Идеальная мишень - Абдуллаев Чингиз Акифович. Страница 49
Я знал, что подобные оперативки готовили на многих разведчиков. Дело в том, что в разведывательных учреждениях всех стран мира существуют свои внутренние контрразведки. В КГБ эта структура называлась управлением внешней контрразведки Первого Главного управления КГБ СССР. В свое время его возглавлял молодой генерал Калугин. Я знал его лично. Тогда он мне казался умным и честным человеком, но в девяностые годы он фактически отрекся от всей своей прежней жизни, перекрасился в «демократа» и даже стал делиться своими секретами с американцами. Кажется, он переехал жить в Америку, а в ЦРУ вряд ли забыли, какую именно должность он занимал. Хотя с какой стати я ругаю этого человека, если сам стал мерзавцем, готовым на все ради денег.
Управления или отделы внешней контрразведки – это самые секретные структуры разведок, своего рода внутренняя полиция для надзора за разведчиками. Именно они готовят особые папки на каждого разведчика, выполняющего ту или иную миссию за рубежом. Все контакты разведчика, все его связи заносятся в особую папку – своего рода внутренний документ о связях разведчика. Его готовят в ПГУ три управления – само управление внешней разведки, управление оперативного планирования и анализа, а также управление разведывательной информации.

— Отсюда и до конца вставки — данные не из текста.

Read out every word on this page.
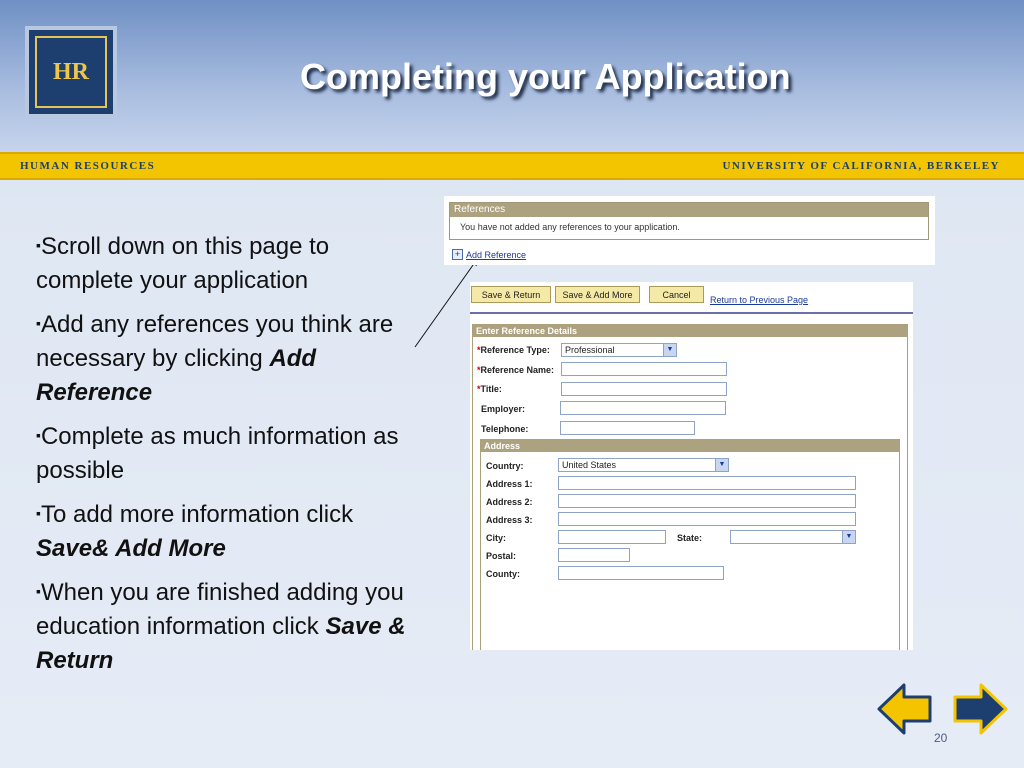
HR	Completing your Application
HUMAN RESOURCES	UNIVERSITY OF CALIFORNIA, BERKELEY
▪Scroll down on this page to complete your application
▪Add any references you think are necessary by clicking Add Reference
▪Complete as much information as possible
▪To add more information click Save& Add More
▪When you are finished adding you education information click Save & Return
References
You have not added any references to your application.
+ Add Reference
Save & Return	Save & Add More	Cancel	Return to Previous Page
Enter Reference Details
*Reference Type:	Professional	▼
*Reference Name:
*Title:
Employer:
Telephone:
Address
Country:	United States	▼
Address 1:
Address 2:
Address 3:
City:	State:	▼
Postal:
County:
20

В случае, если разведчик попадает под подозрение или пытается скрыться, эта папка и извлекается на свет божий. Конечно, доступ к ней имеют только руководители управления внешней контрразведки в СВР или аналогичного подразделения в ГРУ. И поэтому я очень удивился, когда Кочиевский назвал мне пять фамилий и позволил ознакомиться с биографией каждого из «связных» Труфилова. Это значило одно – полковник Кочиевский до сих пор имеет очень хорошие связи в своем бывшем ведомстве.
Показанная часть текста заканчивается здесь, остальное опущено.